Siebenter Artikel. Dem heiligen Geiste kam es zu, sichtbarerweise gesendet zu werden.
a) Dagegen spricht: I. Der Sohn, der sichtbar in die Welt gesandt worden, wird insoweit als geringer wie der Vater bezeichnet. Niemals aber wird dies vom heiligen Geiste gesagt. Also kommt es Ihm nicht zu, sichtbarerweise gesendet zu werden. VI. II. Sollte vom heiligen Geiste eine sichtbare Sendung gelten, so müßte Er eine sichtbare Kreatur angenommen haben wie der Sohn die Menschnatur. Das ist aber nicht geschehen. Er hat bloß durch einzelne sichtbare Kreaturen wie durch Zeichen Sich geoffenbart; wie dies noch geschieht in den Sakramenten und früher in den Figuren.
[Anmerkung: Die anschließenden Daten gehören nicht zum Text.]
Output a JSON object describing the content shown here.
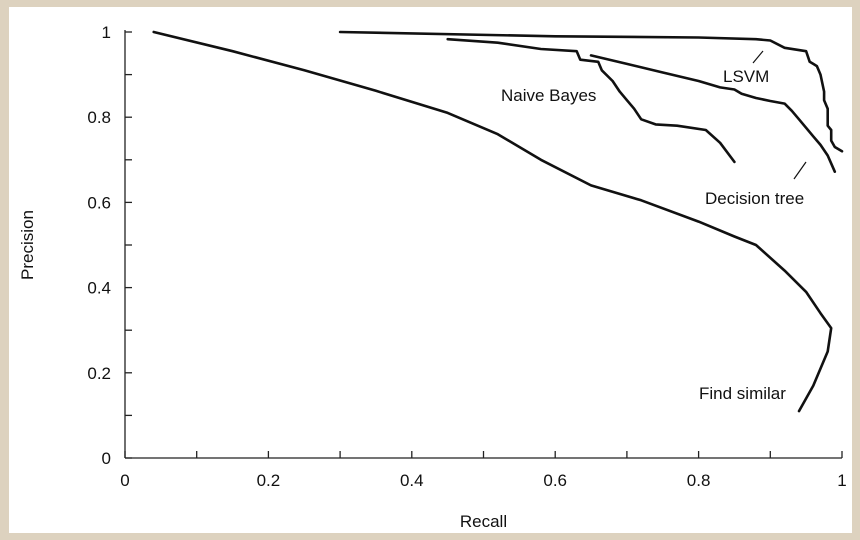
{
  "chart_data": {
    "type": "line",
    "title": "",
    "xlabel": "Recall",
    "ylabel": "Precision",
    "xlim": [
      0,
      1
    ],
    "ylim": [
      0,
      1
    ],
    "grid": false,
    "x_ticks": [
      "0",
      "0.2",
      "0.4",
      "0.6",
      "0.8",
      "1"
    ],
    "y_ticks": [
      "0",
      "0.2",
      "0.4",
      "0.6",
      "0.8",
      "1"
    ],
    "series": [
      {
        "name": "LSVM",
        "points": [
          [
            0.3,
            1.0
          ],
          [
            0.6,
            0.99
          ],
          [
            0.8,
            0.987
          ],
          [
            0.88,
            0.983
          ],
          [
            0.9,
            0.98
          ],
          [
            0.92,
            0.963
          ],
          [
            0.95,
            0.955
          ],
          [
            0.955,
            0.93
          ],
          [
            0.96,
            0.925
          ],
          [
            0.965,
            0.92
          ],
          [
            0.97,
            0.9
          ],
          [
            0.975,
            0.86
          ],
          [
            0.975,
            0.84
          ],
          [
            0.98,
            0.82
          ],
          [
            0.98,
            0.78
          ],
          [
            0.985,
            0.77
          ],
          [
            0.985,
            0.745
          ],
          [
            0.99,
            0.73
          ],
          [
            1.0,
            0.72
          ]
        ]
      },
      {
        "name": "Naive Bayes",
        "points": [
          [
            0.45,
            0.983
          ],
          [
            0.52,
            0.975
          ],
          [
            0.58,
            0.96
          ],
          [
            0.63,
            0.955
          ],
          [
            0.635,
            0.935
          ],
          [
            0.66,
            0.93
          ],
          [
            0.665,
            0.91
          ],
          [
            0.68,
            0.885
          ],
          [
            0.69,
            0.86
          ],
          [
            0.7,
            0.84
          ],
          [
            0.71,
            0.82
          ],
          [
            0.72,
            0.795
          ],
          [
            0.74,
            0.783
          ],
          [
            0.77,
            0.78
          ],
          [
            0.81,
            0.77
          ],
          [
            0.83,
            0.74
          ],
          [
            0.85,
            0.695
          ]
        ]
      },
      {
        "name": "Decision tree",
        "points": [
          [
            0.65,
            0.945
          ],
          [
            0.7,
            0.925
          ],
          [
            0.75,
            0.905
          ],
          [
            0.8,
            0.885
          ],
          [
            0.83,
            0.87
          ],
          [
            0.85,
            0.865
          ],
          [
            0.86,
            0.855
          ],
          [
            0.88,
            0.845
          ],
          [
            0.9,
            0.838
          ],
          [
            0.92,
            0.832
          ],
          [
            0.93,
            0.815
          ],
          [
            0.94,
            0.795
          ],
          [
            0.95,
            0.775
          ],
          [
            0.96,
            0.755
          ],
          [
            0.97,
            0.735
          ],
          [
            0.98,
            0.71
          ],
          [
            0.99,
            0.672
          ]
        ]
      },
      {
        "name": "Find similar",
        "points": [
          [
            0.04,
            1.0
          ],
          [
            0.15,
            0.955
          ],
          [
            0.25,
            0.91
          ],
          [
            0.35,
            0.862
          ],
          [
            0.45,
            0.81
          ],
          [
            0.52,
            0.76
          ],
          [
            0.58,
            0.7
          ],
          [
            0.65,
            0.64
          ],
          [
            0.72,
            0.605
          ],
          [
            0.8,
            0.555
          ],
          [
            0.85,
            0.52
          ],
          [
            0.88,
            0.5
          ],
          [
            0.92,
            0.44
          ],
          [
            0.95,
            0.39
          ],
          [
            0.97,
            0.34
          ],
          [
            0.985,
            0.305
          ],
          [
            0.98,
            0.25
          ],
          [
            0.96,
            0.17
          ],
          [
            0.94,
            0.11
          ]
        ]
      }
    ],
    "annotations": [
      "LSVM",
      "Naive Bayes",
      "Decision tree",
      "Find similar"
    ]
  }
}
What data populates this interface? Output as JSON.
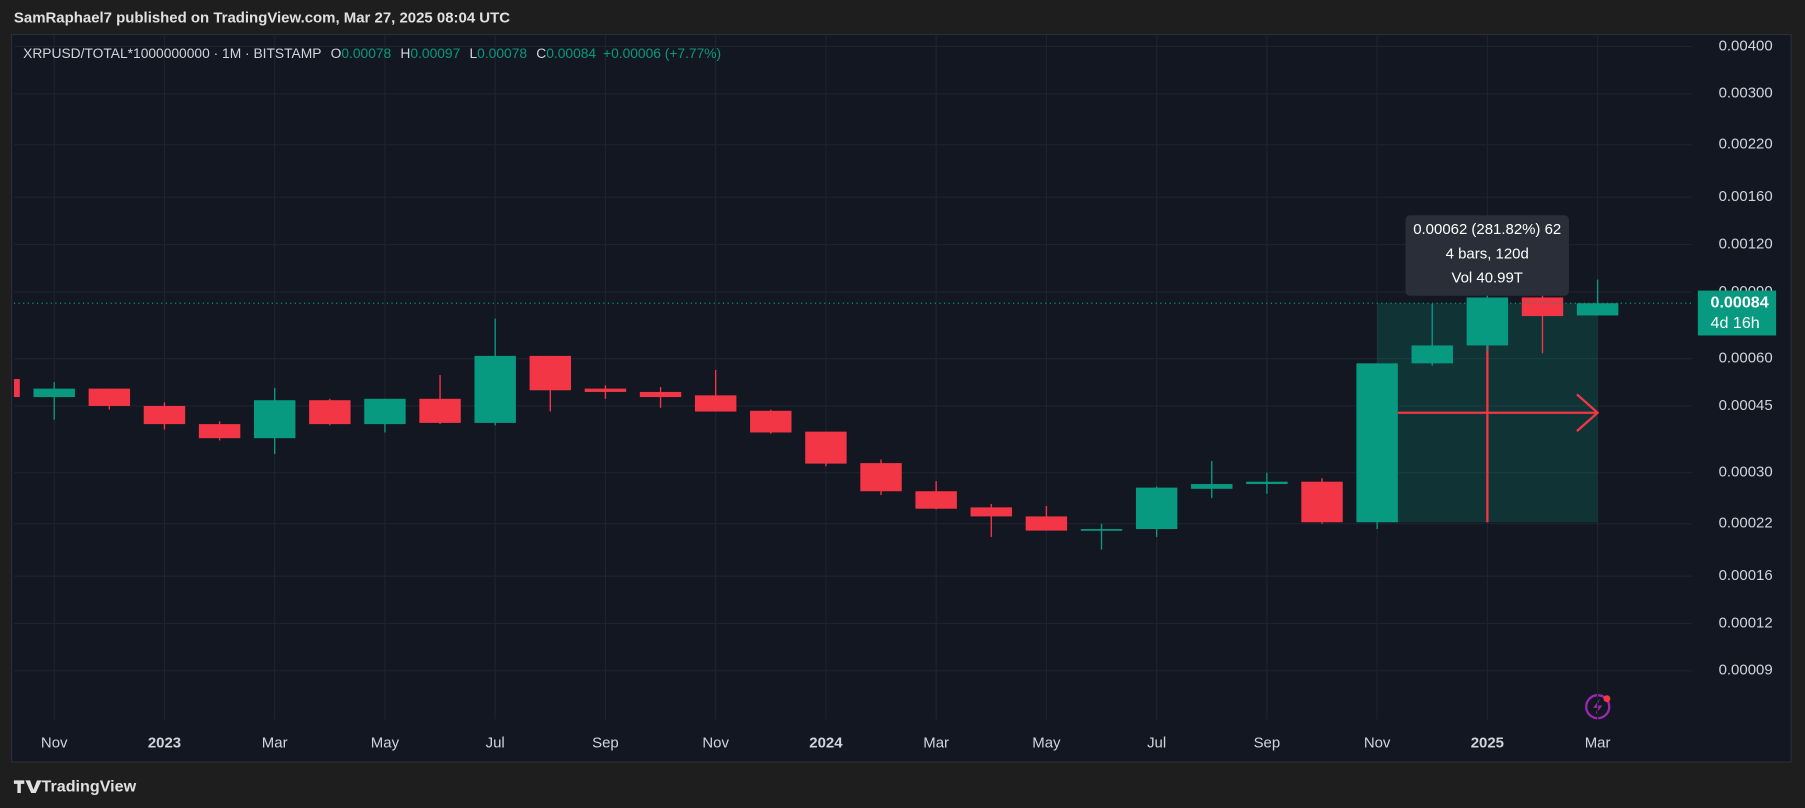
{
  "header": {
    "publisher": "SamRaphael7 published on TradingView.com, Mar 27, 2025 08:04 UTC",
    "brand": "TradingView"
  },
  "chart_data": {
    "type": "candlestick",
    "legend": {
      "symbol": "XRPUSD/TOTAL*1000000000 · 1M · BITSTAMP",
      "ohlc": [
        {
          "label": "O",
          "value": "0.00078"
        },
        {
          "label": "H",
          "value": "0.00097"
        },
        {
          "label": "L",
          "value": "0.00078"
        },
        {
          "label": "C",
          "value": "0.00084"
        }
      ],
      "change": "+0.00006 (+7.77%)"
    },
    "categories": [
      null,
      "Nov",
      null,
      "2023",
      null,
      "Mar",
      null,
      "May",
      null,
      "Jul",
      null,
      "Sep",
      null,
      "Nov",
      null,
      "2024",
      null,
      "Mar",
      null,
      "May",
      null,
      "Jul",
      null,
      "Sep",
      null,
      "Nov",
      null,
      "2025",
      null,
      "Mar"
    ],
    "open": [
      0.00053,
      0.000475,
      0.0005,
      0.00045,
      0.000403,
      0.00037,
      0.000466,
      0.000403,
      0.00047,
      0.000406,
      0.00061,
      0.0005,
      0.00049,
      0.00048,
      0.000437,
      0.000385,
      0.000318,
      0.000268,
      0.000243,
      0.00023,
      0.000211,
      0.000213,
      0.000272,
      0.00028,
      0.000284,
      0.000222,
      0.000583,
      0.00065,
      0.00087,
      0.00078
    ],
    "high": [
      0.00054,
      0.00052,
      0.0005,
      0.00046,
      0.00041,
      0.000502,
      0.00047,
      0.00047,
      0.000543,
      0.000765,
      0.00061,
      0.00051,
      0.000505,
      0.00056,
      0.00044,
      0.000385,
      0.000325,
      0.000285,
      0.000248,
      0.000245,
      0.00022,
      0.000276,
      0.000322,
      0.0003,
      0.00029,
      0.000583,
      0.000836,
      0.000945,
      0.00088,
      0.00097
    ],
    "low": [
      0.00047,
      0.000414,
      0.00044,
      0.00039,
      0.000365,
      0.000336,
      0.0004,
      0.000383,
      0.000403,
      0.0004,
      0.000435,
      0.00047,
      0.000445,
      0.000435,
      0.00038,
      0.000312,
      0.000262,
      0.00024,
      0.000203,
      0.000211,
      0.000188,
      0.000203,
      0.000257,
      0.000264,
      0.00022,
      0.000213,
      0.000575,
      0.00063,
      0.00062,
      0.00078
    ],
    "close": [
      0.000475,
      0.0005,
      0.00045,
      0.000403,
      0.00037,
      0.000466,
      0.000403,
      0.00047,
      0.000406,
      0.00061,
      0.000495,
      0.00049,
      0.000475,
      0.000435,
      0.000383,
      0.000317,
      0.000268,
      0.000241,
      0.00023,
      0.000211,
      0.000213,
      0.000274,
      0.00028,
      0.000284,
      0.000222,
      0.000583,
      0.00065,
      0.00087,
      0.000777,
      0.00084
    ],
    "up_color": "#089981",
    "down_color": "#f23645",
    "log_scale": true,
    "grid": true,
    "ylim": [
      6.7e-05,
      0.0043
    ],
    "yticks": [
      {
        "value": 0.004,
        "label": "0.00400"
      },
      {
        "value": 0.003,
        "label": "0.00300"
      },
      {
        "value": 0.0022,
        "label": "0.00220"
      },
      {
        "value": 0.0016,
        "label": "0.00160"
      },
      {
        "value": 0.0012,
        "label": "0.00120"
      },
      {
        "value": 0.0009,
        "label": "0.00090"
      },
      {
        "value": 0.0006,
        "label": "0.00060"
      },
      {
        "value": 0.00045,
        "label": "0.00045"
      },
      {
        "value": 0.0003,
        "label": "0.00030"
      },
      {
        "value": 0.00022,
        "label": "0.00022"
      },
      {
        "value": 0.00016,
        "label": "0.00016"
      },
      {
        "value": 0.00012,
        "label": "0.00012"
      },
      {
        "value": 9e-05,
        "label": "0.00009"
      }
    ],
    "price_label": "0.00084",
    "countdown": "4d 16h",
    "measure": {
      "lines": [
        "0.00062 (281.82%) 62",
        "4 bars, 120d",
        "Vol 40.99T"
      ]
    }
  }
}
Entweder also muß nach allem diesem eine sichtbare Sendung des heiligen Geistes angenommen werden oder gar keine. III. Jede sichtbare Kreatur ist eine Wirkung der ganzen Dreieinigkeit. Also wird durch bestimmte sichtbare Kreaturen der heilige Geist nicht mehr gesendet, wie eine andere Person. IV. Der Sohn ist sichtbar gesendet worden gemäß der würdigsten unter den sichtbaren Kreaturen. Also mußte auch der heilige Geist gemäß einer vernünftigen Kreatur sichtbar gesendet werden. IX. V. Was von seiten Gottes in sichtbarer Weise geschieht, das vollzieht sich vermittelst des Dienstes der Engel. (Augustin. de Trin. 4. 5. 9.) Erschienen also einzelne sichtbare Gestalten wie die Taube etc., so wurden diese durch die Engel hergestellt; und so wurden vielmehr die Engel gesendet wie der heilige Geist. X. VI. Nur um die unsichtbare Sendung zu offenbaren, würde der heilige Geist in sichtbarer Weise gesendet worden sein; denn das Sichtbare dient der Offenbarmachung des Unsichtbaren. An jenen also, an den die unsichtbare Sendung nicht ergangen war, durfte auch nicht die sichtbare Sendung gerichtet werden; und an alle, an welche die unsichtbare Sendung, sei es im Alten sei es im Neuen Testamente, ergangen ist, muß auch die sichtbare Sendung sich richten; was offenbar nicht der Fall ist. Also wird der heilige Geist sichtbarerweise nicht gesendet. Auf der anderen Seite heißt es bei Matth. 3., daß der heilige Geist herabstieg auf den Herrn unter der Gestalt einer Taube.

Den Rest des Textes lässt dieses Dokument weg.